Slow and steady, the head turned toward her. An enormous lizard eye dilated in the majestic face. The eye, amber flecked with green, blinked once and focused on Zi. She felt the immobilizing power of the stare from head to toe. Where was the horse’s gentle brown eye? The strange oval pupil, pointed at top and bottom, covered the top third of the noble face. The pupil shifted again, shrinking and expanding as if beneath a flickering light.

“Come to me,” a deep voice commanded.

Zi blinked. The red coverlet over her double bed flickered into view. The vision was over. A strange one. She rarely heard voices during her premonitions, although both sounds and smells often accompanied the moving pictures.

She grabbed the books for her literature class, stacking the discarded tablet on top. Why had she seen the barn? She had done nothing recently to compel the strange vision.

Looked like this afternoon would be perfect for a ride. Maybe today was the day this most recent vision would be fulfilled. They never failed to come to pass.

At least this one, strange though it was, didn’t indicate forthcoming death and destruction.

Zi Yan pulled a pair of riding breeches, insulated sweatshirt and knee-high riding boots from the full-wall closet. How students, most from affluent families, managed with less than half this space for clothes bewildered her. The supple leather of the cream-colored boots slid easily over her foot and calves.

Outside her room, the deserted hallway stretched off to the right. She pushed open the door in front of her, tromping down the stairs. Her footsteps echoed in the stairwell during the three-flight decent.

When she shoved open the exterior door, thin mountain air cleansed her throat. The cold draught stung her nostrils and cheeks. Spring on the Tibetan Plateau didn’t include balmy temperatures, even with sunshine staring down.

The academy, a re-creation of a medieval fort, occupied a hilltop overlooking the Mekong River. The stables resided outside the inner wall but within the wall of the outer keep. Zi stepped from the stone path to a gravel-strewn roadway. Crunching footsteps carried her to the long, low building with its double-doors thrown open wide.

Inside, a groom bowed his head toward her. His handwoven wool shirt and pants identified him as a resident of the local village.

“Can I help?” he asked, his use of the common tongue, English, tangled with a heavy accent.

“I know my way around the tack room,” she answered in perfect Mandarin. Why make the poor man struggle? Thanks to the foresight of her mother, she was fluent in several languages.

He bowed his head.

“If I ride at all.” She stared down the brightly lit aisle, seeking a match for her premonition. Hadn’t it been a corner stall?

The scents of hay, manure, lime, leather and sweat mingled in the air around her, reminding her of the vision. On her left, a horse nickered, and another answered from near the open doors. She strolled ahead. Reality matched her vision. As always.

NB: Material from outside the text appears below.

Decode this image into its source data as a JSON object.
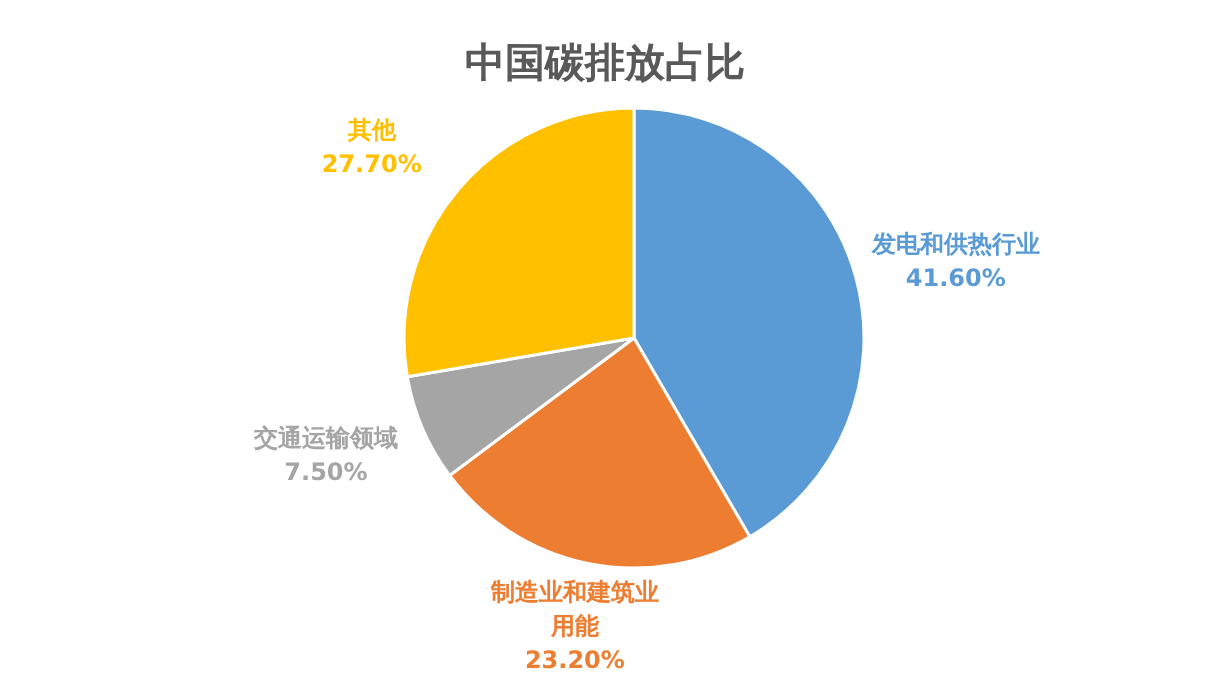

She ignored the snuffling of a friendly bay which poked its head over a stall on her right. The iron-barred window comprising the top half of the door on the corner stall sat ajar. This was the place.

A muffled snort sounded from within the enclosure. Zi stepped closer and glanced over the door. As she expected, the horse raised its head. Black pointed ears and a wavy riot of mane coalesced from the shadows. The beast towered above her; the vision portrayed his height with deadly accuracy. When the mammoth shifted toward her, Zi saw a flash of white, his forelegs.

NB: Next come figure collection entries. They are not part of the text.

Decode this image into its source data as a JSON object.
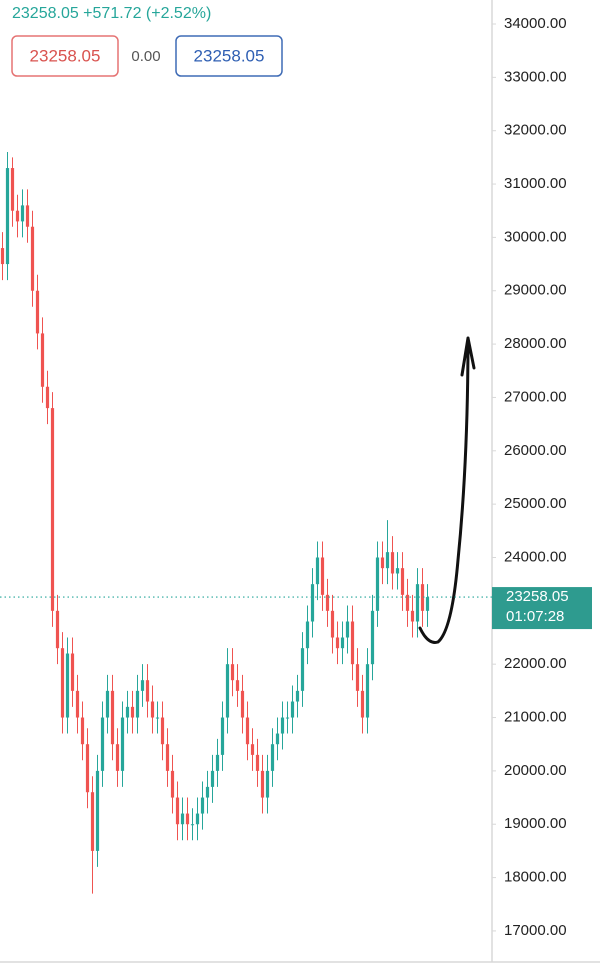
{
  "chart_data": {
    "type": "candlestick",
    "quote_text": "23258.05 +571.72 (+2.52%)",
    "bid": "23258.05",
    "spread": "0.00",
    "ask": "23258.05",
    "last_price": 23258.05,
    "countdown": "01:07:28",
    "up_color": "#26a69a",
    "down_color": "#ef5350",
    "open": [
      29800,
      29500,
      31300,
      30500,
      30300,
      30600,
      30200,
      29000,
      28200,
      27200,
      26800,
      23000,
      22300,
      21000,
      22200,
      21500,
      21000,
      20500,
      19600,
      18500,
      20000,
      21000,
      21500,
      20500,
      20000,
      21000,
      21200,
      21000,
      21500,
      21700,
      21300,
      21000,
      21000,
      20500,
      20000,
      19500,
      19000,
      19200,
      19000,
      19000,
      19200,
      19500,
      19700,
      20000,
      20300,
      21000,
      22000,
      21700,
      21500,
      21000,
      20500,
      20300,
      20000,
      19500,
      20000,
      20500,
      20700,
      21000,
      21000,
      21300,
      21500,
      22300,
      22800,
      23500,
      24000,
      23300,
      23000,
      22500,
      22300,
      22500,
      22800,
      22000,
      21500,
      21000,
      22000,
      23000,
      24000,
      23800,
      24100,
      23700,
      23800,
      23300,
      23000,
      22800,
      23500,
      23000
    ],
    "high": [
      30100,
      31600,
      31500,
      30800,
      30900,
      30900,
      30500,
      29300,
      28500,
      27500,
      27100,
      23300,
      22600,
      22500,
      22500,
      21800,
      21300,
      20800,
      19900,
      20300,
      21300,
      21800,
      21800,
      20800,
      21300,
      21500,
      21500,
      21800,
      22000,
      22000,
      21600,
      21300,
      21300,
      20800,
      20300,
      19800,
      19500,
      19500,
      19300,
      19500,
      19800,
      20000,
      20300,
      20600,
      21300,
      22300,
      22300,
      22000,
      21800,
      21300,
      20800,
      20600,
      20300,
      20300,
      20800,
      21000,
      21300,
      21300,
      21600,
      21800,
      22600,
      23100,
      23800,
      24300,
      24300,
      23600,
      23300,
      22800,
      22800,
      23100,
      23100,
      22300,
      21800,
      22300,
      23300,
      24300,
      24300,
      24700,
      24400,
      24100,
      24100,
      23600,
      23300,
      23800,
      23800,
      23500
    ],
    "low": [
      29200,
      29200,
      30200,
      30000,
      30000,
      29900,
      28700,
      27900,
      26900,
      26500,
      22700,
      22000,
      20700,
      20700,
      21200,
      20700,
      20200,
      19300,
      17700,
      18200,
      19700,
      20700,
      20200,
      19700,
      19700,
      20700,
      20700,
      20700,
      21200,
      21000,
      20700,
      20700,
      20200,
      19700,
      19200,
      18700,
      18700,
      18700,
      18700,
      18700,
      18900,
      19200,
      19400,
      19700,
      20000,
      20700,
      21400,
      21200,
      20700,
      20200,
      20000,
      19700,
      19200,
      19200,
      19700,
      20200,
      20400,
      20700,
      20700,
      21000,
      21200,
      22000,
      22500,
      23200,
      23000,
      22700,
      22200,
      22000,
      22000,
      22200,
      21700,
      21200,
      20700,
      20700,
      21700,
      22700,
      23500,
      23500,
      23400,
      23400,
      23000,
      22700,
      22500,
      22500,
      22700,
      22700
    ],
    "close": [
      29500,
      31300,
      30500,
      30300,
      30600,
      30200,
      29000,
      28200,
      27200,
      26800,
      23000,
      22300,
      21000,
      22200,
      21500,
      21000,
      20500,
      19600,
      18500,
      20000,
      21000,
      21500,
      20500,
      20000,
      21000,
      21200,
      21000,
      21500,
      21700,
      21300,
      21000,
      21000,
      20500,
      20000,
      19500,
      19000,
      19200,
      19000,
      19000,
      19200,
      19500,
      19700,
      20000,
      20300,
      21000,
      22000,
      21700,
      21500,
      21000,
      20500,
      20300,
      20000,
      19500,
      20000,
      20500,
      20700,
      21000,
      21000,
      21300,
      21500,
      22300,
      22800,
      23500,
      24000,
      23300,
      23000,
      22500,
      22300,
      22500,
      22800,
      22000,
      21500,
      21000,
      22000,
      23000,
      24000,
      23800,
      24100,
      23700,
      23800,
      23300,
      23000,
      22800,
      23500,
      23000,
      23258.05
    ],
    "ylim": [
      16455,
      34450
    ],
    "yticks": [
      {
        "value": 34000,
        "label": "34000.00"
      },
      {
        "value": 33000,
        "label": "33000.00"
      },
      {
        "value": 32000,
        "label": "32000.00"
      },
      {
        "value": 31000,
        "label": "31000.00"
      },
      {
        "value": 30000,
        "label": "30000.00"
      },
      {
        "value": 29000,
        "label": "29000.00"
      },
      {
        "value": 28000,
        "label": "28000.00"
      },
      {
        "value": 27000,
        "label": "27000.00"
      },
      {
        "value": 26000,
        "label": "26000.00"
      },
      {
        "value": 25000,
        "label": "25000.00"
      },
      {
        "value": 24000,
        "label": "24000.00"
      },
      {
        "value": 23000,
        "label": "23000.00"
      },
      {
        "value": 22000,
        "label": "22000.00"
      },
      {
        "value": 21000,
        "label": "21000.00"
      },
      {
        "value": 20000,
        "label": "20000.00"
      },
      {
        "value": 19000,
        "label": "19000.00"
      },
      {
        "value": 18000,
        "label": "18000.00"
      },
      {
        "value": 17000,
        "label": "17000.00"
      }
    ]
  }
}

With a bob of its head, the horse pulled Zi’s attention to its regal face and flared nostrils. Time to pull back the curtain and reveal the strange eye. The horse blinked. Zi leaned closer. She covered her mouth at the sight of a gentle brown eye staring out of the black face. Where was the lizard eye?

You came, seer. A voice boomed inside her head.

Zi clapped her hands over her ears, stumbling away from the stall, jamming her shoulder against the metal window. Vibrations rattled inside her skull.

Who spoke? And why had reality veered from her vision?